Dogmas sobre o despertar tendem a obstruir e
obscurecer o desenvolvimento da sabedoria que surge a partir da percepção
direta realidade e da vida como ela é. A realização surge de tentar perceber como as
coisas são agora e não de imitar modelos afetivos, emocionais ou
comportamentais que nós inconscientemente associamos ao processo de despertar. É muito comum
ver pessoas utilizando um conjunto arbitrário e restritivo de regras de fala e
comportamento, que não tem nada a ver com o processo de despertar, como
parâmetro para avaliar a si próprio e outros. Neste artigo vamos entender
porque isso não faz sentido e vamos tentar focar a discussão onde se deve: na
percepção direta da realidade.
Alguns primeiros princípios
para enquadrar e abrir a discussão:
- #1 Despertar, realização, iluminação, surge a partir de uma prática de percepção direta da verdade das coisas, da realidade última, que todos podem realizar.
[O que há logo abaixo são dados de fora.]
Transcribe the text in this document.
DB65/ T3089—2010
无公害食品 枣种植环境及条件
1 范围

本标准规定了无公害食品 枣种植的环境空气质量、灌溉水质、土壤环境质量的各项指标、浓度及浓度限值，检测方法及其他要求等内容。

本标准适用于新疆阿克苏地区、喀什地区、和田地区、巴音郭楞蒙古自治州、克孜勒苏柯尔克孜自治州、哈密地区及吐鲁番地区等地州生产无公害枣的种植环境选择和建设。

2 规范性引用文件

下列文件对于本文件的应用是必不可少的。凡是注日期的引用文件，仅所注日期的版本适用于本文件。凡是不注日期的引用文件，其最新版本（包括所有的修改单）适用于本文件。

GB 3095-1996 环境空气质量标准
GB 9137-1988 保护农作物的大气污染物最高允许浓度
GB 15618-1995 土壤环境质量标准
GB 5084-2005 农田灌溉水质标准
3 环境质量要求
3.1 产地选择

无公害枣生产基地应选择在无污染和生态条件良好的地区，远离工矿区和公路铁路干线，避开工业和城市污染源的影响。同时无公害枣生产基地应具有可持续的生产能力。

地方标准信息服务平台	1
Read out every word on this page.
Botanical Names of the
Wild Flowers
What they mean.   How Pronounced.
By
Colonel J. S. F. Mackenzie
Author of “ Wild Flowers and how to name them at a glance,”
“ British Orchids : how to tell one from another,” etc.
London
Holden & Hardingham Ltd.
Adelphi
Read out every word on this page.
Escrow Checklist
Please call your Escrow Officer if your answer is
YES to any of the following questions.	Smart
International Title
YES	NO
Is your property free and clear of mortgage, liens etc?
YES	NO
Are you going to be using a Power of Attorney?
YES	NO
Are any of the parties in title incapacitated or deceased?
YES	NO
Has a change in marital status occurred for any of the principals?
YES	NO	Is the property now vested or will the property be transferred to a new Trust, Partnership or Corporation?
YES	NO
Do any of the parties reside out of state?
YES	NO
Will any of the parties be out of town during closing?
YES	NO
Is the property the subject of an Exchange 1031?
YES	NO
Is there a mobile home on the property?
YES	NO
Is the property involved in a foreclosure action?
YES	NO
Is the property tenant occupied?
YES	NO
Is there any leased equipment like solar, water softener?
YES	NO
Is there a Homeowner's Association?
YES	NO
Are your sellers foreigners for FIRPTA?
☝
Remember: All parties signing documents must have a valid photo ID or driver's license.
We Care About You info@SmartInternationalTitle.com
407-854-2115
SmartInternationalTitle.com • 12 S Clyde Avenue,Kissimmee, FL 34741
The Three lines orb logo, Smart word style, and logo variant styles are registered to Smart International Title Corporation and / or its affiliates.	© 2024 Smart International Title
- #2 Tradições estabelecidas e professores de Dharma podem ajudar ou não neste processo.
- #3 Despertar não é propriedade exclusiva de nenhuma tradição, linhagem, religião ou professor; muito ao contrário, é algo acessível a todo seres humanos independentemente de sexo, cor, classe ou religião.
- #4 Em épocas, lugares e culturas distintas pessoas continuaram a descobrir e desenvolver uma mesma sabedoria, mesmo que com o auxílio de técnicas e conceitos diferentes.
- #5 Alguns discursos e conceitos podem ser mais precisos e direto do que outros.
- #6 Depois de despertar, essa realização não depende de condições específicas para existir no indivíduo.
- #6 Por oposição, o corpo e a mente do indivíduo desperto depende de condições específicas para sobreviver, tal como era anteriormente.
- #7 A realização de um indivíduo não surgiu com ele, nem foi criada por ele, mas já existia anteriormente como uma potência humana.
- #8 Qualquer noção ou ideia sobre como as leis da físicas e relações de causa e efeito deixam de valer para pessoas despertas são absolutamente falsas e absurdas.
- #9 Estar Desperto não implica ou pressupõe domínio sobre outras habilidades específicas da vida no mundo.
- #10 Estar Desperto não impõe nenhum tipo de restrição sobre pensamentos, palavras ou atos que um indivíduo pode manifestar. (Apesar de ter-se afirmado muitas vezes o contrário).
- #11 Dizendo de outro modo, pessoas despertas são capazes de fazer, falar, pensar e sentir como qualquer outra pessoa.
O básico sobre arahats:
- #12 Arahat é uma palavra em Páli que é soletrada de muitos modo (Arahat, Arahant) e que pode ser traduzida de muitos modos: Conquistador, Abençoado, Santo, etc.
- #13 Se tornar um Arahant é o objetivo do Buddhismo Theravada.
- #14 Se tornar um Arahant designa a perfeição do treinamento em sabedoria, o terceiro treinamento do caminho buddhista. (Sendo os outros dois virtude e concentração respectivamente)
- #15 Intitular-se um Arahant é o mesmo que admitir ter percebido uma verdade que está além de qualquer condição, sensação ou fenômenos específicos.
- #16 Dito de outro modo, o processo de identificação da mente com sensações ou processos, que normalmente dão origem a um "Eu", deixa de acontecer. Isso acontece pois todas os processos e sensações foram vistas pelo o que são: transitórios, vazios, luminosos e dependentes de causas e condições.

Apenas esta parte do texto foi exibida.